"One can resist the invasión of an army but one cannot resist the invasion of ideas." Victor Hugo

viernes, 24 de octubre de 2014

Uruguay ready to vote next next Sunday

The "election season", which ends months of boisterous election campaign, went into effect today throughout the Uruguay made ​​until after the general elections on Sunday.

Grateful for many citizens, saturated with messages, songs, "spots", brochures, caravans and marches with balloons and banners, the propaganda ban, by definition, seeks to free reflection of the voter.
The 1989 law, which took effect at midnight on Thursday, has the cessation of all acts "proselytizing propaganda on public roads, or open to the public or local media."

The measure also prohibited during this period, among other things, disseminating surveys or "any demonstrations or exhortation addressed to influence the decision" of the voter.

Today is the first day of relative silence, then the competing political parties closed their campaigns on the eve nourished mass rallies that forced the diversion of traffic at various points in Montevideo and the interior.

The ruling Frente Amplio (FA), a favorite in the polls, his campaign closed on La Rambla promenade in a rally, and the opposition (PC) Colorado Party, thirdly, it was in the same artery but several kilometers distance.

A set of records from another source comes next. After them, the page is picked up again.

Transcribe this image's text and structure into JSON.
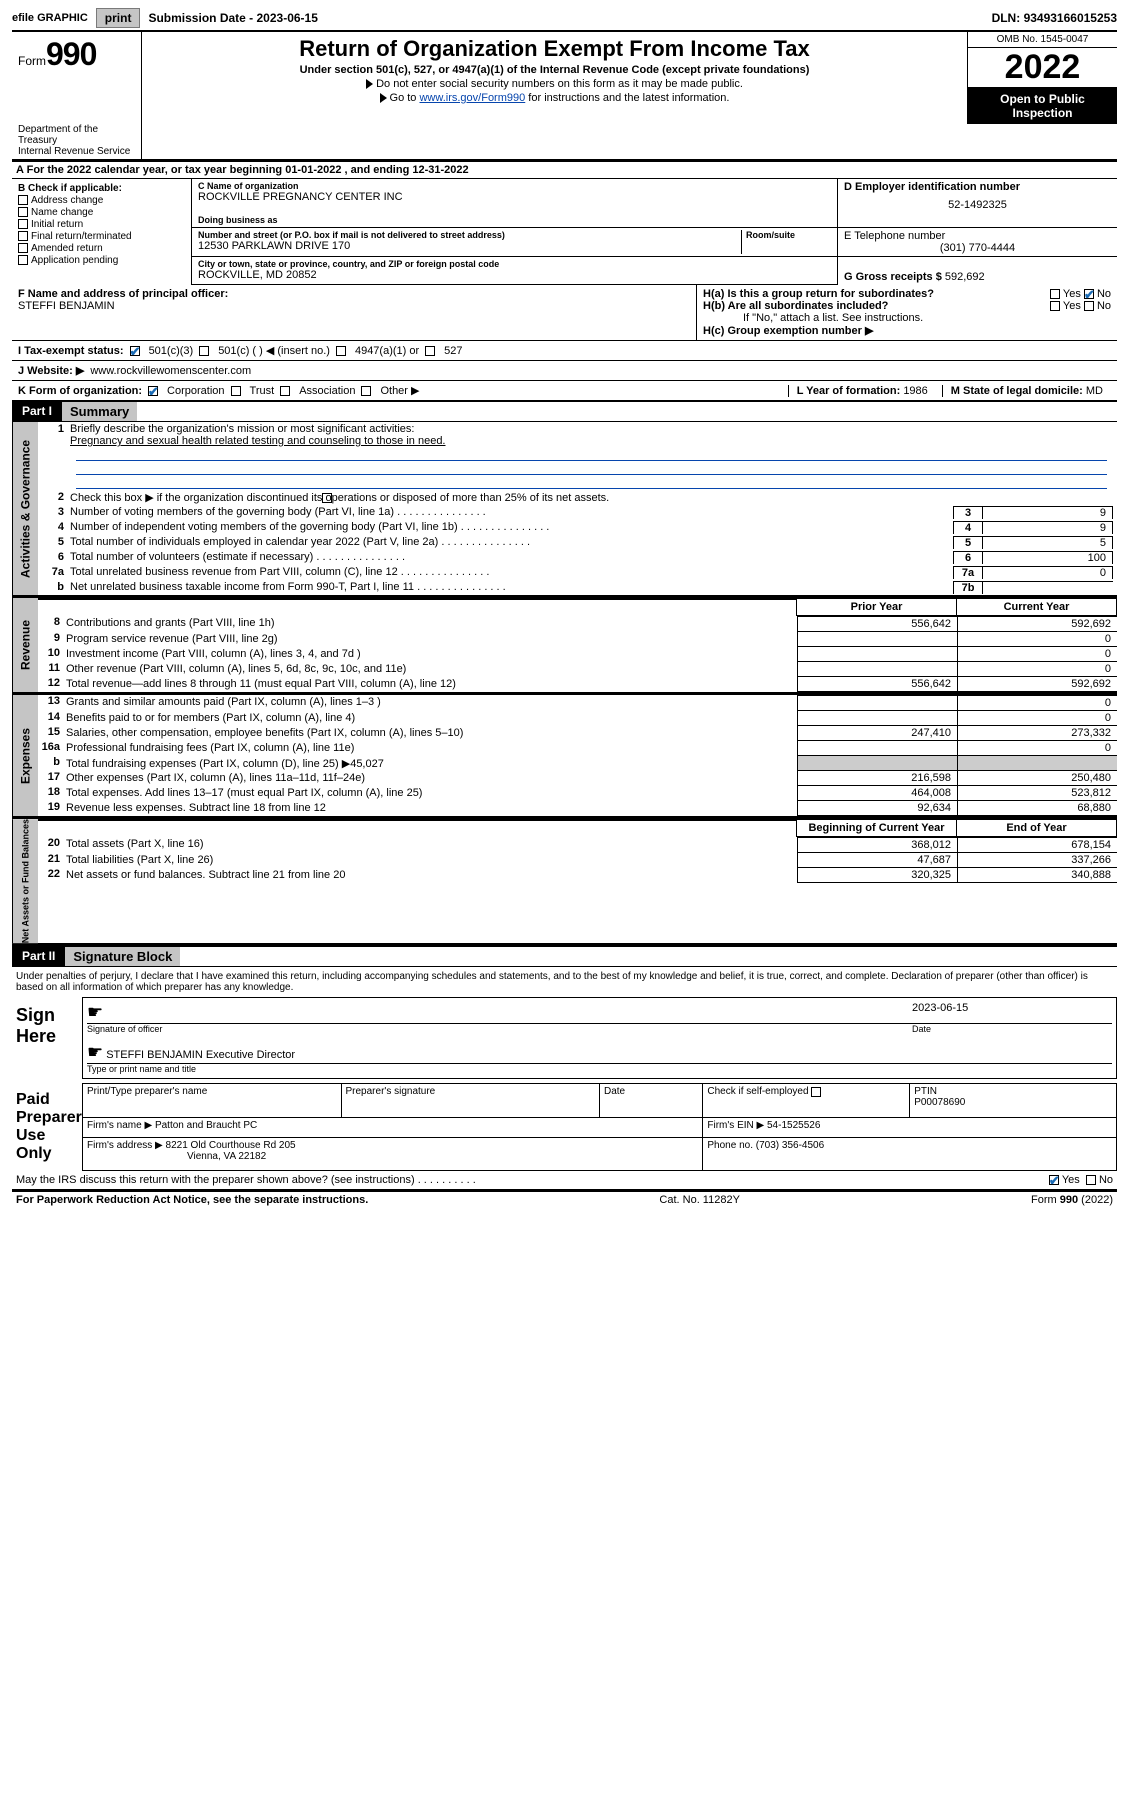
{
  "topbar": {
    "efile": "efile GRAPHIC",
    "print": "print",
    "subdate_label": "Submission Date - ",
    "subdate": "2023-06-15",
    "dln_label": "DLN: ",
    "dln": "93493166015253"
  },
  "header": {
    "form_word": "Form",
    "form_num": "990",
    "title": "Return of Organization Exempt From Income Tax",
    "sub1": "Under section 501(c), 527, or 4947(a)(1) of the Internal Revenue Code (except private foundations)",
    "sub2": "Do not enter social security numbers on this form as it may be made public.",
    "sub3_a": "Go to ",
    "sub3_link": "www.irs.gov/Form990",
    "sub3_b": " for instructions and the latest information.",
    "omb": "OMB No. 1545-0047",
    "year": "2022",
    "open": "Open to Public Inspection",
    "dept": "Department of the Treasury",
    "irs": "Internal Revenue Service"
  },
  "lineA": "For the 2022 calendar year, or tax year beginning 01-01-2022   , and ending 12-31-2022",
  "boxB": {
    "label": "B Check if applicable:",
    "opts": [
      "Address change",
      "Name change",
      "Initial return",
      "Final return/terminated",
      "Amended return",
      "Application pending"
    ]
  },
  "boxC": {
    "name_lbl": "C Name of organization",
    "name": "ROCKVILLE PREGNANCY CENTER INC",
    "dba_lbl": "Doing business as",
    "dba": "",
    "addr_lbl": "Number and street (or P.O. box if mail is not delivered to street address)",
    "room_lbl": "Room/suite",
    "addr": "12530 PARKLAWN DRIVE 170",
    "city_lbl": "City or town, state or province, country, and ZIP or foreign postal code",
    "city": "ROCKVILLE, MD  20852"
  },
  "boxD": {
    "lbl": "D Employer identification number",
    "val": "52-1492325"
  },
  "boxE": {
    "lbl": "E Telephone number",
    "val": "(301) 770-4444"
  },
  "boxG": {
    "lbl": "G Gross receipts $ ",
    "val": "592,692"
  },
  "boxF": {
    "lbl": "F Name and address of principal officer:",
    "name": "STEFFI BENJAMIN"
  },
  "boxH": {
    "ha": "H(a)  Is this a group return for subordinates?",
    "ha_yes": "Yes",
    "ha_no": "No",
    "hb": "H(b)  Are all subordinates included?",
    "hb_note": "If \"No,\" attach a list. See instructions.",
    "hc": "H(c)  Group exemption number ▶"
  },
  "taxrow": {
    "lbl": "I    Tax-exempt status:",
    "c1": "501(c)(3)",
    "c2": "501(c) (  ) ◀ (insert no.)",
    "c3": "4947(a)(1) or",
    "c4": "527"
  },
  "webrow": {
    "lbl": "J    Website: ▶",
    "val": "www.rockvillewomenscenter.com"
  },
  "korg": {
    "lbl": "K Form of organization:",
    "o1": "Corporation",
    "o2": "Trust",
    "o3": "Association",
    "o4": "Other ▶",
    "L": "L Year of formation: ",
    "Lv": "1986",
    "M": "M State of legal domicile:",
    "Mv": "MD"
  },
  "part1": {
    "hdr": "Part I",
    "title": "Summary",
    "q1a": "Briefly describe the organization's mission or most significant activities:",
    "q1b": "Pregnancy and sexual health related testing and counseling to those in need.",
    "q2": "Check this box ▶        if the organization discontinued its operations or disposed of more than 25% of its net assets.",
    "rows_gov": [
      {
        "n": "3",
        "t": "Number of voting members of the governing body (Part VI, line 1a)",
        "b": "3",
        "v": "9"
      },
      {
        "n": "4",
        "t": "Number of independent voting members of the governing body (Part VI, line 1b)",
        "b": "4",
        "v": "9"
      },
      {
        "n": "5",
        "t": "Total number of individuals employed in calendar year 2022 (Part V, line 2a)",
        "b": "5",
        "v": "5"
      },
      {
        "n": "6",
        "t": "Total number of volunteers (estimate if necessary)",
        "b": "6",
        "v": "100"
      },
      {
        "n": "7a",
        "t": "Total unrelated business revenue from Part VIII, column (C), line 12",
        "b": "7a",
        "v": "0"
      },
      {
        "n": "b",
        "t": "Net unrelated business taxable income from Form 990-T, Part I, line 11",
        "b": "7b",
        "v": ""
      }
    ],
    "hdr_prior": "Prior Year",
    "hdr_curr": "Current Year",
    "rev": [
      {
        "n": "8",
        "t": "Contributions and grants (Part VIII, line 1h)",
        "p": "556,642",
        "c": "592,692"
      },
      {
        "n": "9",
        "t": "Program service revenue (Part VIII, line 2g)",
        "p": "",
        "c": "0"
      },
      {
        "n": "10",
        "t": "Investment income (Part VIII, column (A), lines 3, 4, and 7d )",
        "p": "",
        "c": "0"
      },
      {
        "n": "11",
        "t": "Other revenue (Part VIII, column (A), lines 5, 6d, 8c, 9c, 10c, and 11e)",
        "p": "",
        "c": "0"
      },
      {
        "n": "12",
        "t": "Total revenue—add lines 8 through 11 (must equal Part VIII, column (A), line 12)",
        "p": "556,642",
        "c": "592,692"
      }
    ],
    "exp": [
      {
        "n": "13",
        "t": "Grants and similar amounts paid (Part IX, column (A), lines 1–3 )",
        "p": "",
        "c": "0"
      },
      {
        "n": "14",
        "t": "Benefits paid to or for members (Part IX, column (A), line 4)",
        "p": "",
        "c": "0"
      },
      {
        "n": "15",
        "t": "Salaries, other compensation, employee benefits (Part IX, column (A), lines 5–10)",
        "p": "247,410",
        "c": "273,332"
      },
      {
        "n": "16a",
        "t": "Professional fundraising fees (Part IX, column (A), line 11e)",
        "p": "",
        "c": "0"
      },
      {
        "n": "b",
        "t": "Total fundraising expenses (Part IX, column (D), line 25) ▶45,027",
        "p": null,
        "c": null
      },
      {
        "n": "17",
        "t": "Other expenses (Part IX, column (A), lines 11a–11d, 11f–24e)",
        "p": "216,598",
        "c": "250,480"
      },
      {
        "n": "18",
        "t": "Total expenses. Add lines 13–17 (must equal Part IX, column (A), line 25)",
        "p": "464,008",
        "c": "523,812"
      },
      {
        "n": "19",
        "t": "Revenue less expenses. Subtract line 18 from line 12",
        "p": "92,634",
        "c": "68,880"
      }
    ],
    "hdr_beg": "Beginning of Current Year",
    "hdr_end": "End of Year",
    "net": [
      {
        "n": "20",
        "t": "Total assets (Part X, line 16)",
        "p": "368,012",
        "c": "678,154"
      },
      {
        "n": "21",
        "t": "Total liabilities (Part X, line 26)",
        "p": "47,687",
        "c": "337,266"
      },
      {
        "n": "22",
        "t": "Net assets or fund balances. Subtract line 21 from line 20",
        "p": "320,325",
        "c": "340,888"
      }
    ]
  },
  "vtabs": {
    "gov": "Activities & Governance",
    "rev": "Revenue",
    "exp": "Expenses",
    "net": "Net Assets or Fund Balances"
  },
  "part2": {
    "hdr": "Part II",
    "title": "Signature Block",
    "decl": "Under penalties of perjury, I declare that I have examined this return, including accompanying schedules and statements, and to the best of my knowledge and belief, it is true, correct, and complete. Declaration of preparer (other than officer) is based on all information of which preparer has any knowledge.",
    "sign_here": "Sign Here",
    "sig_off": "Signature of officer",
    "date_lbl": "Date",
    "date": "2023-06-15",
    "name": "STEFFI BENJAMIN  Executive Director",
    "name_lbl": "Type or print name and title",
    "paid": "Paid Preparer Use Only",
    "pt_name_lbl": "Print/Type preparer's name",
    "pt_sig_lbl": "Preparer's signature",
    "check_se": "Check        if self-employed",
    "ptin_lbl": "PTIN",
    "ptin": "P00078690",
    "firm_name_lbl": "Firm's name    ▶ ",
    "firm_name": "Patton and Braucht PC",
    "firm_ein_lbl": "Firm's EIN ▶ ",
    "firm_ein": "54-1525526",
    "firm_addr_lbl": "Firm's address ▶ ",
    "firm_addr1": "8221 Old Courthouse Rd 205",
    "firm_addr2": "Vienna, VA  22182",
    "phone_lbl": "Phone no. ",
    "phone": "(703) 356-4506",
    "may": "May the IRS discuss this return with the preparer shown above? (see instructions)",
    "may_yes": "Yes",
    "may_no": "No"
  },
  "footer": {
    "left": "For Paperwork Reduction Act Notice, see the separate instructions.",
    "mid": "Cat. No. 11282Y",
    "right": "Form 990 (2022)"
  },
  "colors": {
    "link": "#0645ad",
    "check": "#1a6bb5",
    "grey": "#c5c5c5"
  }
}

Another opposition National Party (PN), second, held its final act in the neighboring department of Canelones, near where the Independence Party (IP), fourth, ended his campaign Tuesday.

The Popular Unity (UP), the Green Party Radical Intransigent (PERI) and the Workers Party (PT), considered minor, closed their campaigns in different neighborhoods of Montevideo.

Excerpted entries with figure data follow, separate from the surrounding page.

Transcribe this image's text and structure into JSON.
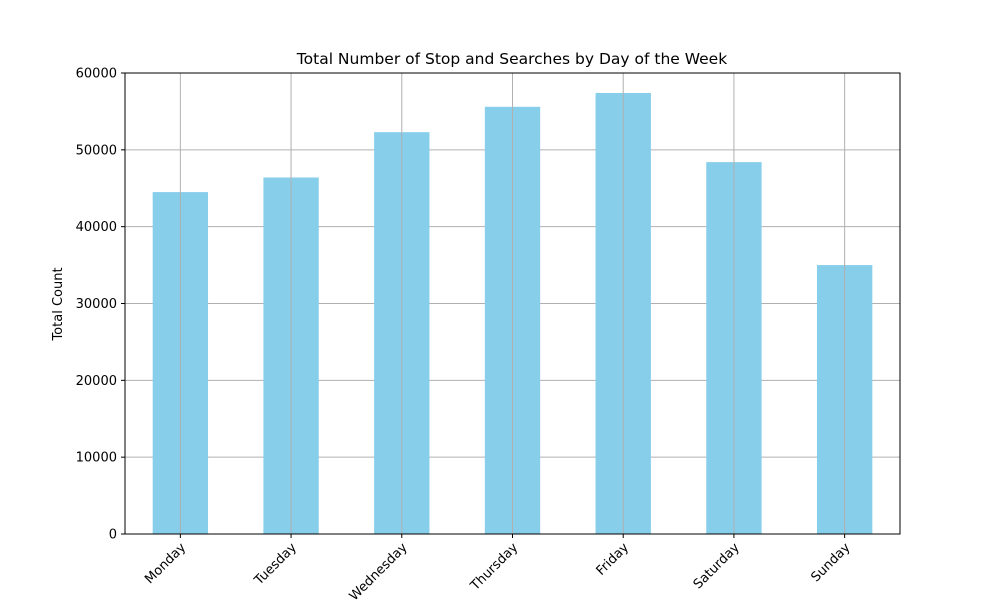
{
  "chart_data": {
    "type": "bar",
    "title": "Total Number of Stop and Searches by Day of the Week",
    "xlabel": "",
    "ylabel": "Total Count",
    "categories": [
      "Monday",
      "Tuesday",
      "Wednesday",
      "Thursday",
      "Friday",
      "Saturday",
      "Sunday"
    ],
    "values": [
      44500,
      46400,
      52300,
      55600,
      57400,
      48400,
      35000
    ],
    "ylim": [
      0,
      60000
    ],
    "yticks": [
      0,
      10000,
      20000,
      30000,
      40000,
      50000,
      60000
    ],
    "grid": true,
    "legend": "none",
    "bar_color": "#87ceeb",
    "grid_color": "#b0b0b0"
  }
}
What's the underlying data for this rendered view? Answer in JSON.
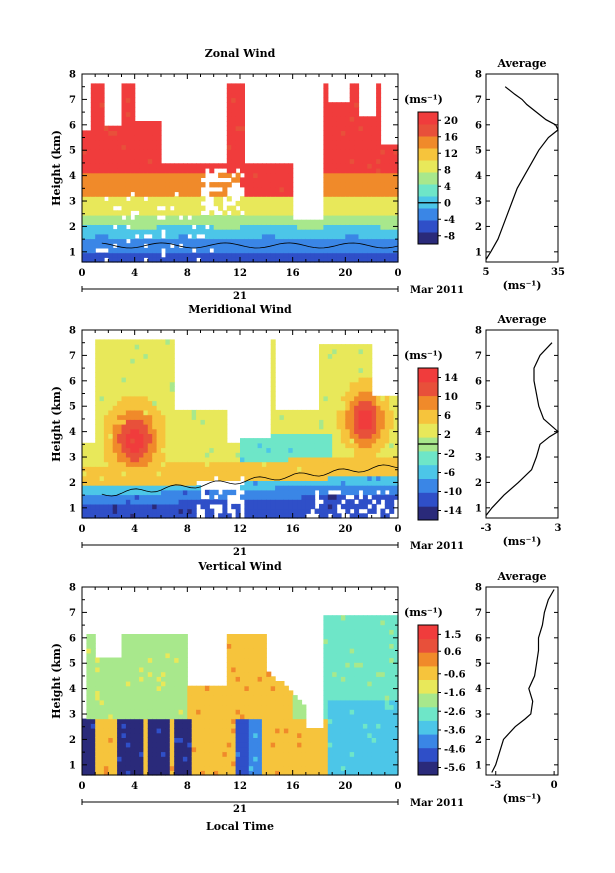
{
  "chart_data": [
    {
      "type": "heatmap",
      "title": "Zonal Wind",
      "ylabel": "Height (km)",
      "ylim": [
        0.6,
        8
      ],
      "y_ticks": [
        "1",
        "2",
        "3",
        "4",
        "5",
        "6",
        "7",
        "8"
      ],
      "xlim": [
        0,
        24
      ],
      "x_ticks": [
        "0",
        "4",
        "8",
        "12",
        "16",
        "20",
        "0"
      ],
      "date_day": "21",
      "date_month": "Mar 2011",
      "colorbar_unit": "(ms⁻¹)",
      "colorbar_ticks": [
        "20",
        "16",
        "12",
        "8",
        "4",
        "0",
        "-4",
        "-8"
      ],
      "colorbar_range": [
        -10,
        22
      ],
      "colors": [
        "#2a2a7a",
        "#2f4fc8",
        "#3a86e6",
        "#4cc6e8",
        "#6ee6c8",
        "#a8e88c",
        "#e8e85a",
        "#f6c43c",
        "#f08a2a",
        "#e8503a",
        "#f03c3c"
      ],
      "average": {
        "title": "Average",
        "xlabel": "(ms⁻¹)",
        "x_ticks": [
          "5",
          "35"
        ],
        "xlim": [
          5,
          35
        ],
        "profile_height_km": [
          0.7,
          1.0,
          1.5,
          2.0,
          2.5,
          3.0,
          3.5,
          4.0,
          4.5,
          5.0,
          5.5,
          5.8,
          6.0,
          6.2,
          6.5,
          6.8,
          7.0,
          7.2,
          7.5
        ],
        "profile_value": [
          5,
          7,
          10,
          12,
          14,
          16,
          18,
          21,
          24,
          27,
          31,
          35,
          34,
          30,
          26,
          22,
          20,
          17,
          13
        ]
      }
    },
    {
      "type": "heatmap",
      "title": "Meridional Wind",
      "ylabel": "Height (km)",
      "ylim": [
        0.6,
        8
      ],
      "y_ticks": [
        "1",
        "2",
        "3",
        "4",
        "5",
        "6",
        "7",
        "8"
      ],
      "xlim": [
        0,
        24
      ],
      "x_ticks": [
        "0",
        "4",
        "8",
        "12",
        "16",
        "20",
        "0"
      ],
      "date_day": "21",
      "date_month": "Mar 2011",
      "colorbar_unit": "(ms⁻¹)",
      "colorbar_ticks": [
        "14",
        "10",
        "6",
        "2",
        "-2",
        "-6",
        "-10",
        "-14"
      ],
      "colorbar_range": [
        -16,
        16
      ],
      "colors": [
        "#2a2a7a",
        "#2f4fc8",
        "#3a86e6",
        "#4cc6e8",
        "#6ee6c8",
        "#a8e88c",
        "#e8e85a",
        "#f6c43c",
        "#f08a2a",
        "#e8503a",
        "#f03c3c"
      ],
      "average": {
        "title": "Average",
        "xlabel": "(ms⁻¹)",
        "x_ticks": [
          "-3",
          "3"
        ],
        "xlim": [
          -3,
          3
        ],
        "profile_height_km": [
          0.7,
          1.0,
          1.5,
          2.0,
          2.5,
          3.0,
          3.5,
          3.8,
          4.0,
          4.5,
          5.0,
          5.5,
          6.0,
          6.5,
          7.0,
          7.5
        ],
        "profile_value": [
          -3,
          -2.5,
          -1.5,
          -0.3,
          0.8,
          1.2,
          1.5,
          2.3,
          3.0,
          1.8,
          1.4,
          1.2,
          1.0,
          1.0,
          1.5,
          2.5
        ]
      }
    },
    {
      "type": "heatmap",
      "title": "Vertical Wind",
      "ylabel": "Height (km)",
      "xlabel": "Local Time",
      "ylim": [
        0.6,
        8
      ],
      "y_ticks": [
        "1",
        "2",
        "3",
        "4",
        "5",
        "6",
        "7",
        "8"
      ],
      "xlim": [
        0,
        24
      ],
      "x_ticks": [
        "0",
        "4",
        "8",
        "12",
        "16",
        "20",
        "0"
      ],
      "date_day": "21",
      "date_month": "Mar 2011",
      "colorbar_unit": "(ms⁻¹)",
      "colorbar_ticks": [
        "1.5",
        "0.6",
        "-0.6",
        "-1.6",
        "-2.6",
        "-3.6",
        "-4.6",
        "-5.6"
      ],
      "colorbar_range": [
        -6,
        2
      ],
      "colors": [
        "#2a2a7a",
        "#2f4fc8",
        "#3a86e6",
        "#4cc6e8",
        "#6ee6c8",
        "#a8e88c",
        "#e8e85a",
        "#f6c43c",
        "#f08a2a",
        "#e8503a",
        "#f03c3c"
      ],
      "average": {
        "title": "Average",
        "xlabel": "(ms⁻¹)",
        "x_ticks": [
          "-3",
          "0"
        ],
        "xlim": [
          -3.5,
          0.2
        ],
        "profile_height_km": [
          0.7,
          1.0,
          1.5,
          2.0,
          2.5,
          2.8,
          3.0,
          3.5,
          4.0,
          4.5,
          5.0,
          5.5,
          6.0,
          6.5,
          7.0,
          7.5,
          7.9
        ],
        "profile_value": [
          -3.2,
          -3.0,
          -2.8,
          -2.6,
          -2.0,
          -1.5,
          -1.2,
          -1.1,
          -1.3,
          -1.0,
          -0.9,
          -0.8,
          -0.8,
          -0.6,
          -0.5,
          -0.3,
          0.0
        ]
      }
    }
  ]
}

On the other hand, officials announced that about two thousand policemen will work on election day, in the custody of the ballot box, and law enforcement tasks and about three thousand 800 military support to the Electoral Court at the polling stations around the country.

The Interior Ministry, on the other hand, identified different neighborhoods of the capital for the celebrations of the authorities after learning the results of the elections, probably late Sunday night.

The holder of that portfolio, Eduardo Bonomi, said there have been no incidents and expressed confidence in "the civic culture of the Uruguayan people."

More than two million 600 thousand Uruguayans are eligible to vote for president, vice president, 30 senators and 99 representatives, as well as a constitutional amendment that seeks to lose 18 to 16 the age of criminal responsibility.

If the candidate misses the most votes more than half of the votes, there will be a runoff on Nov. 30 between the two of greater electoral support.